Los santos han sido hombres y mujeres como nosotros, pero ceñida la cintura y encendidas las lámparas. Todo ello les supuso, y les supone hoy a los que se toman en serio la fe, un empeño por ser fieles y constantes. Nadie nace santo, o es santificado a la fuerza. Dios nos da la gracia, pero exige nuestra cooperación para que la santidad sea fruto de nuestra libertad que coopera con la gracia, por eso tiene mérito sobrenatural.

San Pablo nos dice en la segunda lectura: Hermanos, la fe es seguridad de lo que se espera, y prueba de los que no se ve. Por su fe son recordados los antiguos: Abraham, Isaac y Jacob, Sara y tantos otros que buscaban una patria mejor: la del cielo, por eso Dios no tiene reparo en llamarse su Dios. En el Salmo responsorial hemos dicho: Dichosa la nación cuyo Dios es el Señor…Nosotros aguardamos al Señor.
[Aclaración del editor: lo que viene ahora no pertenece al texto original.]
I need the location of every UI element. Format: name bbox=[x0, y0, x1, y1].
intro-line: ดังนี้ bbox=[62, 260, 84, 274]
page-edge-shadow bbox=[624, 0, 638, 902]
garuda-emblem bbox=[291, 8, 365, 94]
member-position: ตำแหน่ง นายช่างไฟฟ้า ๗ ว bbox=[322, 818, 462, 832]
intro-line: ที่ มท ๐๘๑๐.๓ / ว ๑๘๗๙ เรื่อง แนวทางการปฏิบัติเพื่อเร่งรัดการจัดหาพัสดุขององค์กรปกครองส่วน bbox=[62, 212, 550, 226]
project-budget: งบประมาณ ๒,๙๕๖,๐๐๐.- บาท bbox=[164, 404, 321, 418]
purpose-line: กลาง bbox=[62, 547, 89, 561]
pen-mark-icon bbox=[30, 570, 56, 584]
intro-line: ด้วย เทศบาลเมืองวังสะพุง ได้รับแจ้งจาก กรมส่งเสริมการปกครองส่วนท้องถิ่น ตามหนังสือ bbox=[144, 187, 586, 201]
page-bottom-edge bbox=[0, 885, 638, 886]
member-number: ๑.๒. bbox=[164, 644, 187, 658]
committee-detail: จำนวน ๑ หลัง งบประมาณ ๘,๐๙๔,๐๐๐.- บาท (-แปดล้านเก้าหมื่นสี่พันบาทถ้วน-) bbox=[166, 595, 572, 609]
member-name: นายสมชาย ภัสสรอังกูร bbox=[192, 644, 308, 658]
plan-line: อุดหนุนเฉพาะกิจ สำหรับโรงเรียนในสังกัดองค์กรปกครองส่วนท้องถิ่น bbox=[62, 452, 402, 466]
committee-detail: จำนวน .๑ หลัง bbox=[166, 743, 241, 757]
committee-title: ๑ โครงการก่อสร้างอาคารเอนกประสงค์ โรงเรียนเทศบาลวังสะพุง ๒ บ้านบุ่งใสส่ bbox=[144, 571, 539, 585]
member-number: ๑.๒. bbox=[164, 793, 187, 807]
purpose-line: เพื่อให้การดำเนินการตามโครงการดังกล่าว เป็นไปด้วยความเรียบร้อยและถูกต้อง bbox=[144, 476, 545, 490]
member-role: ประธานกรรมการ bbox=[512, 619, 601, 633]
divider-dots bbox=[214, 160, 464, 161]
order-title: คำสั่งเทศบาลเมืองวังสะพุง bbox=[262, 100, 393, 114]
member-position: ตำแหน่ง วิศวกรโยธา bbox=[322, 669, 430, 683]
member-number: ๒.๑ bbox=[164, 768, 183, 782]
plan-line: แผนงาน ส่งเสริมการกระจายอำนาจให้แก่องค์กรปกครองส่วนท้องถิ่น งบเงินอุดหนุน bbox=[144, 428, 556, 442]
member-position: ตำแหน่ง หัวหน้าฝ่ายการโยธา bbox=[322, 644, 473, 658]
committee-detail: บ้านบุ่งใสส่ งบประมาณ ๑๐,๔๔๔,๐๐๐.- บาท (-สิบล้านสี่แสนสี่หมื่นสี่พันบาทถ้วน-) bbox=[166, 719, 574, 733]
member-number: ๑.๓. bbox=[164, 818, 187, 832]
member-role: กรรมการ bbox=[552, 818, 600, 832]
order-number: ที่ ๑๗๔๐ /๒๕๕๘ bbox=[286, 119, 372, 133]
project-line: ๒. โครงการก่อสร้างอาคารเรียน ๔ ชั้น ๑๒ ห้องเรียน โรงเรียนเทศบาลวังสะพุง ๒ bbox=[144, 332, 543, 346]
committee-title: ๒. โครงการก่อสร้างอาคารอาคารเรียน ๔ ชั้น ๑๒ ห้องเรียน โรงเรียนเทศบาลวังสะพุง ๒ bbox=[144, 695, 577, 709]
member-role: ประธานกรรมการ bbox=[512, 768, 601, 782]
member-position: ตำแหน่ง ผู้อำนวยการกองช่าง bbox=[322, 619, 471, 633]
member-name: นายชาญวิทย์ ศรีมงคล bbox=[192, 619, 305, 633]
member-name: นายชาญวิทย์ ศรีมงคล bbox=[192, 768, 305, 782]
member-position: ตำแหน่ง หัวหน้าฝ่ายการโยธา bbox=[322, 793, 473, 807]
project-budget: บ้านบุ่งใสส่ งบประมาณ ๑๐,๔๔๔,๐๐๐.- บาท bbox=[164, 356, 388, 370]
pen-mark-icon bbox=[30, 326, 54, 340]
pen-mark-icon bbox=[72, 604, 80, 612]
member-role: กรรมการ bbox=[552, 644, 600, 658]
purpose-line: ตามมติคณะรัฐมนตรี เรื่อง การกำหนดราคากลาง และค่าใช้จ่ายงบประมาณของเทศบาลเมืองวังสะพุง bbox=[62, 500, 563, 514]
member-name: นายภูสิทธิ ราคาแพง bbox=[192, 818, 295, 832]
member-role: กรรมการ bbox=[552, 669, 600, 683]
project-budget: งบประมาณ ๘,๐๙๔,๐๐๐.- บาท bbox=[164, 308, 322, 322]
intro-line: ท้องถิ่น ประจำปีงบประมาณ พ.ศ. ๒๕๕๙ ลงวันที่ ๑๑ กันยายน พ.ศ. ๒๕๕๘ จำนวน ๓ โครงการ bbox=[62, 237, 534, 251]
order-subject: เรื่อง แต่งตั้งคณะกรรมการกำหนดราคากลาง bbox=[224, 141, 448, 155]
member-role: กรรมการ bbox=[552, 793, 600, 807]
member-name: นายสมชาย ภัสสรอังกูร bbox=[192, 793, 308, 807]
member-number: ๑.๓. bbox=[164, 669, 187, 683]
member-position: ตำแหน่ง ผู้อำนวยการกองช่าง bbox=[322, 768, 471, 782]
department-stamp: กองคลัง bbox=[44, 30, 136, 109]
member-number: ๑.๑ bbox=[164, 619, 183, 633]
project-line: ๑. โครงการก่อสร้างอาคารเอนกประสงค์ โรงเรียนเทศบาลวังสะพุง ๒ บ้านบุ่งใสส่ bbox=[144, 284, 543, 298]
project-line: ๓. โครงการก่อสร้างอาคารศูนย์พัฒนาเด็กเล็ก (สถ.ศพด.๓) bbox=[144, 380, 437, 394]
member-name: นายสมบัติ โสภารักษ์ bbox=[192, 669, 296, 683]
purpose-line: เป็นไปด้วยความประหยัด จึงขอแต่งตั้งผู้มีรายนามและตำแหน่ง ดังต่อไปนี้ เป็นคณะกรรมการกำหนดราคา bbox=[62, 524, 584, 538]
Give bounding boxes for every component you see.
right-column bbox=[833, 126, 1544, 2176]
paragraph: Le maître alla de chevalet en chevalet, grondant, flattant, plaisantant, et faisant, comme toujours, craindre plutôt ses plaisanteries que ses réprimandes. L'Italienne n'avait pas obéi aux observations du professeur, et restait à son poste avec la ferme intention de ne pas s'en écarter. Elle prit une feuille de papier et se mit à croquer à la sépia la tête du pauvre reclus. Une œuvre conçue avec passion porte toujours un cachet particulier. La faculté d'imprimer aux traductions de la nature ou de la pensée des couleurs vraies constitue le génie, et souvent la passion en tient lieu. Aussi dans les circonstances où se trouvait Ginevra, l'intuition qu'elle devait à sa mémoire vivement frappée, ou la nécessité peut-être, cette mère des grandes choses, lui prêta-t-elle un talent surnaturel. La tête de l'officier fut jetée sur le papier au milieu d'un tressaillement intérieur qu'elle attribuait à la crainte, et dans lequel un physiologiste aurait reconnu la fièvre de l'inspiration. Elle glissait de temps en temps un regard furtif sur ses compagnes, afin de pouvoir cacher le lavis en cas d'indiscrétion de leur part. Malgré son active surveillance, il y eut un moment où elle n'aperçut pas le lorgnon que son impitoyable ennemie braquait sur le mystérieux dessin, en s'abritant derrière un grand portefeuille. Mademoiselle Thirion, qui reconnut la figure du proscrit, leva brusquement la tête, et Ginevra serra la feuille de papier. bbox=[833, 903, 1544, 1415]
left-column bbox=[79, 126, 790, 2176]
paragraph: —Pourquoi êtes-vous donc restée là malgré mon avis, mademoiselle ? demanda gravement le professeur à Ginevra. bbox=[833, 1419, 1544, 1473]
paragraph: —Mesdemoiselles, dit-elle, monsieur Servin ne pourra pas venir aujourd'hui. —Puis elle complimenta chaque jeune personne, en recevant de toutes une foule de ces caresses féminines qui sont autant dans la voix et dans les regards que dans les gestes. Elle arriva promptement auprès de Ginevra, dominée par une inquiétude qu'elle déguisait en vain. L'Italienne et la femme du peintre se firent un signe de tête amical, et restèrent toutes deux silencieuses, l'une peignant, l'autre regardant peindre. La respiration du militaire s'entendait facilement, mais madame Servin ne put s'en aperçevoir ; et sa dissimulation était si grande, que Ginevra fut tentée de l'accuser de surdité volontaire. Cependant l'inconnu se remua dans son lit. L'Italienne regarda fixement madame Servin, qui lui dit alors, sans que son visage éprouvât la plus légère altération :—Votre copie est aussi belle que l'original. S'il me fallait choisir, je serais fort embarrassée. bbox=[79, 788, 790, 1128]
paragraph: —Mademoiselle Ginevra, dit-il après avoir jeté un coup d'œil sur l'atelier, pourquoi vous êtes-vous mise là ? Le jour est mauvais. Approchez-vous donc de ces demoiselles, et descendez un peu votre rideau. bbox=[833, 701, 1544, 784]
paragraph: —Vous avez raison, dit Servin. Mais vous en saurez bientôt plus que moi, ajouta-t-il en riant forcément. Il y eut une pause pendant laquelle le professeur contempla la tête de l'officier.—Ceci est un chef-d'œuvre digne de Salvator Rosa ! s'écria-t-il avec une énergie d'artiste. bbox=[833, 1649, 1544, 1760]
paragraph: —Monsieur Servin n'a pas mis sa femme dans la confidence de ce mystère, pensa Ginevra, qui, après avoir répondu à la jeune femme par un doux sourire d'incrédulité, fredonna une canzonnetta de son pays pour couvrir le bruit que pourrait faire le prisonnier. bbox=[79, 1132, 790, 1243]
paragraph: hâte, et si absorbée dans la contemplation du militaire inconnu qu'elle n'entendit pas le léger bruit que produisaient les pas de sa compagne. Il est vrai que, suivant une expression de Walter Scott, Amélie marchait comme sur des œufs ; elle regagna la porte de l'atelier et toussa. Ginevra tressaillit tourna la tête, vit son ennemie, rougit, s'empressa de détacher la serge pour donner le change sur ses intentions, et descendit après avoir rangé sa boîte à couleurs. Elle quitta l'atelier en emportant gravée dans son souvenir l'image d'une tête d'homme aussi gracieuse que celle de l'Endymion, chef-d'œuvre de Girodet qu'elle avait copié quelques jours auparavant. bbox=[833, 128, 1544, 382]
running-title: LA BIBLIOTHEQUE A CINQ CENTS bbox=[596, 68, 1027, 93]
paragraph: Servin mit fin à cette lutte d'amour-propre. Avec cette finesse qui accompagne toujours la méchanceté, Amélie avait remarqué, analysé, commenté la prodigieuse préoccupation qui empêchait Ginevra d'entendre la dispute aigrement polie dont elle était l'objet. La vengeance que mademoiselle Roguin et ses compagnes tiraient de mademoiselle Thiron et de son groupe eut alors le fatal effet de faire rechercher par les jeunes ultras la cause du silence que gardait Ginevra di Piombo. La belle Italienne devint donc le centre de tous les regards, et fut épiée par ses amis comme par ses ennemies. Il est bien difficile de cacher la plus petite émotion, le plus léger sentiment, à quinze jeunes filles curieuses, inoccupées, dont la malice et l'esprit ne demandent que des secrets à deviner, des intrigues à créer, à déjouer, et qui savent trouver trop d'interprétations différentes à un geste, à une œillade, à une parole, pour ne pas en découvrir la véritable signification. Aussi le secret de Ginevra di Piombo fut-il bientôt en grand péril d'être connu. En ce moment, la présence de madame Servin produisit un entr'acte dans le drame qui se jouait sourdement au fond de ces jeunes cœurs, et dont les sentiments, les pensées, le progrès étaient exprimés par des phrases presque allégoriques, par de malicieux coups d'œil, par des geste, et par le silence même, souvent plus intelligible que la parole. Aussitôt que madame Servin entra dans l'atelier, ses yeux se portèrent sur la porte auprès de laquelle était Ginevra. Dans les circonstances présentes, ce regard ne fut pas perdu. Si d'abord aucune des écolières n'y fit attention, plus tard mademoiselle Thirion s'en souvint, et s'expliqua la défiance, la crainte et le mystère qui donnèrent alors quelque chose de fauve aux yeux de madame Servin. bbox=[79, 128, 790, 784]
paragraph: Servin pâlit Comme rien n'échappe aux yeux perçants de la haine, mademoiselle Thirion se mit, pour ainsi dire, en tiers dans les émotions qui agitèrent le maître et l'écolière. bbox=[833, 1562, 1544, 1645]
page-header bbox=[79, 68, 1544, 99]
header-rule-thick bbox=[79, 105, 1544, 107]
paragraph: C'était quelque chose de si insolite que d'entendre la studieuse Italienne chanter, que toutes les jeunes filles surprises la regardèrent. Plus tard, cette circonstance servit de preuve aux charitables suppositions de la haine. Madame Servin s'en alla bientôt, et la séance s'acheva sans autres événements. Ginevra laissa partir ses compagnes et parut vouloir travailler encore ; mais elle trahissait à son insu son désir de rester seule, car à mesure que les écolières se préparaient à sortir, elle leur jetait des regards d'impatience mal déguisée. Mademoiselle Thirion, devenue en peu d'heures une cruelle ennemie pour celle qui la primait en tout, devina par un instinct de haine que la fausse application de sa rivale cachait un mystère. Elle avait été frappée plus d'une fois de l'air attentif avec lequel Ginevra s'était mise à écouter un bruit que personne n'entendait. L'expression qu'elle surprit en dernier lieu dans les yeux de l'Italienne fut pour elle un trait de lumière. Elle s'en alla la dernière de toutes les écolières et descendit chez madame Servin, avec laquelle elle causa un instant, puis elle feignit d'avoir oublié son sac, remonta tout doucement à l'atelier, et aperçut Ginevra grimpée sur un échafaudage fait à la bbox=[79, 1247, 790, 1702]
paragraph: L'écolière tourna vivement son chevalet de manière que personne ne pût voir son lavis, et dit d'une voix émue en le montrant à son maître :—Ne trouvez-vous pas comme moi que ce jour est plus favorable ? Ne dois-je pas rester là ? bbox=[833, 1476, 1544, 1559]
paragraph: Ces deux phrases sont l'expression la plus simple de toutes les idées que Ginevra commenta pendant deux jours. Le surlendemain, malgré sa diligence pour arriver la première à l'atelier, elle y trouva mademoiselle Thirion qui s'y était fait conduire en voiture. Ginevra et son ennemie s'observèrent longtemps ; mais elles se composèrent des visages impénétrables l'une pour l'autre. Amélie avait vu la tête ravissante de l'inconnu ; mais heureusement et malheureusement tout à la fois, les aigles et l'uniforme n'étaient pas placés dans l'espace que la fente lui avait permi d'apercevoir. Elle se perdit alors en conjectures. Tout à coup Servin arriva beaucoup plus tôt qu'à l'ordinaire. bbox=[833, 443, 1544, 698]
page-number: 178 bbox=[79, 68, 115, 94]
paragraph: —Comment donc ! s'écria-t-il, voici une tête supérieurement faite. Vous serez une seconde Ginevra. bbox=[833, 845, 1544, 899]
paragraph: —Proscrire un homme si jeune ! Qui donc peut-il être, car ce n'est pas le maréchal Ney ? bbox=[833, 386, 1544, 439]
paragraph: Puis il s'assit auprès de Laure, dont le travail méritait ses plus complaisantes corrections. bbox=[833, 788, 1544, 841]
Dice el Señor: Dichoso el criado a quien su amo, al llegar, lo encuentre en vela. Dichoso el cristiano, el hijo de Dios, que es fiel a su vocación y procura tener encendida la lámpara de la fe para no perderse nunca el paso del Señor por su vida. La fe se prueba precisamente cuando estando en cualquier sitio, sin que nadie ni nada nos controle, vivimos libremente nuestros compromisos con Dios, con los demás y con nosotros mismos. Debemos ser como las plantas y animales que, estén donde estén, aun que sea en el último rincón de tierra, cumplen con la misión para la que fueron creadas. Como esos adornos escondidos en las grandes torres de las catedrales, o en los cimientos más profundos. Nadie las ve, pero están dando gloria a Dios con su belleza, y cumpliendo su misión. No lo olvides: Al que mucho se le dio, mucho se le exigirá.